MORATONES

Ya no volverán aquellas infinitas tardes de verano viviendo aventuras en el pueblo. Esos días en los que uno no paraba de meterse en líos junto a sus primos. Éramos unos pequeños salvajes disfrutando de la libertad que proporcionaba cambiar de la ciudad al campo durante unas semanas cada verano. Eran unas semanas de reunión con la familia y disfrutar del verano: jugábamos en el barro, montábamos las antiguas bicicletas de nuestros padres, rescatábamos animales, íbamos a bañarnos al río…

Guardo unos bonitos recuerdos de aquella época y gracias a ellos conservo unos lazos muy fuertes con toda la familia. Apenas nos vemos unas pocas veces al año pero cuando nos juntamos es casi como si el tiempo no hubiese pasado. Sin embargo, ahora veo a mis primos más pequeños, en la edad que yo debía tener por aquel entonces, que no se despegan de una pantalla, ya sea de un móvil, de una videoconsola o de un ordenador portátil. No saben qué es ir en bicicleta por la noche para ver estrellas fugaces o lo que es luchar con palos de madera a modo de espadas contra seres imaginarios. Y no es porque ellos o sus padres sean diferentes, sino porque el estilo de vida ha cambiado. Apenas quedan unos pocos habitantes en el pueblo, la casa familiar lleva varios años deshabitada… La vida es casi completamente urbanita. El ritmo de vida de las megalópolis reduce el contacto directo con la naturaleza a esporádicos viajes los fines de semana. La forma de pensar cambia y prefieren pasar el tiempo libre frente a una pantalla o en un centro comercial.

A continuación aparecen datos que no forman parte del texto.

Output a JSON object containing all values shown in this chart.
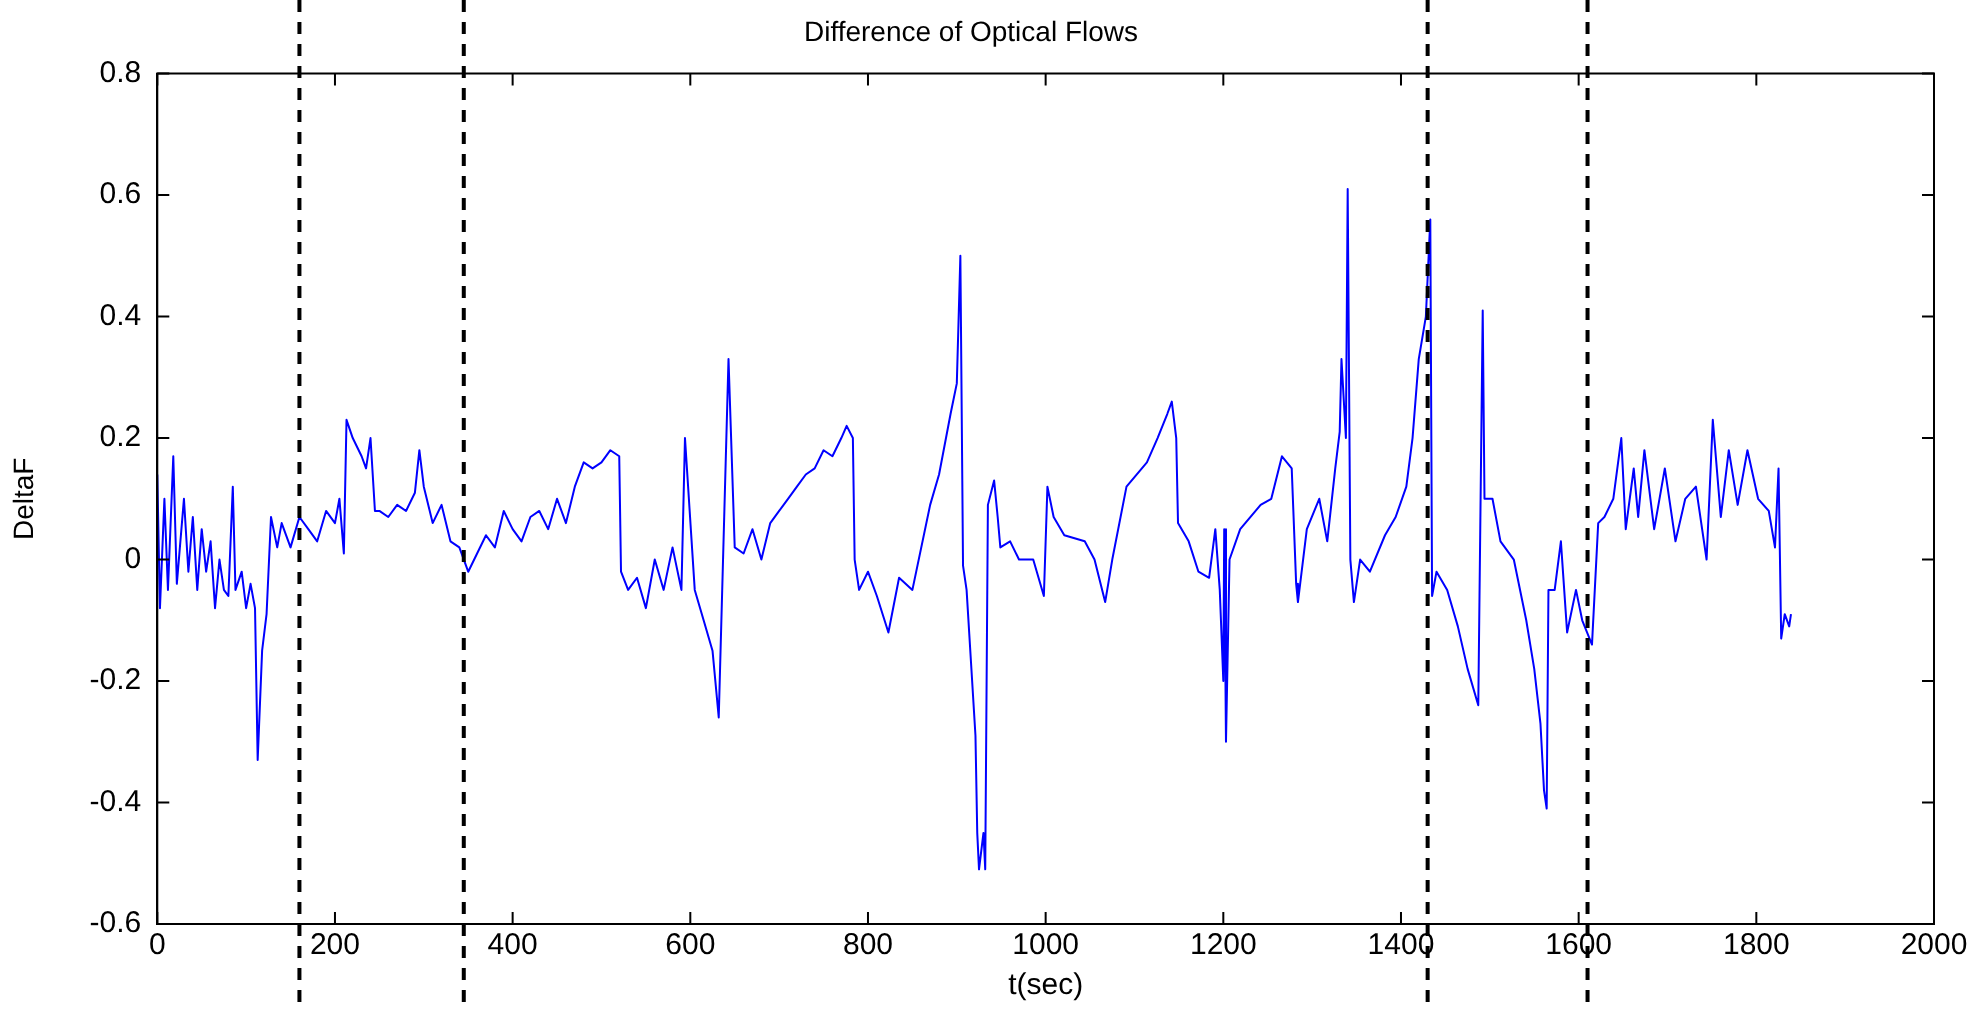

Quizás ahora, debido a la situación global que estamos sufriendo, se haya invertido ligeramente la tendencia del éxodo rural. Puede que alejarse de los grandes núcleos de población sea la oportunidad de reencontrar la felicidad basada en las cosas más sencillas. Hemos olvidado que para ser felices tenemos que vivir en el mundo, tropezarnos, hacernos heridas y mancharnos, en vez de verlo a través de la pantalla de nuestro ordenador.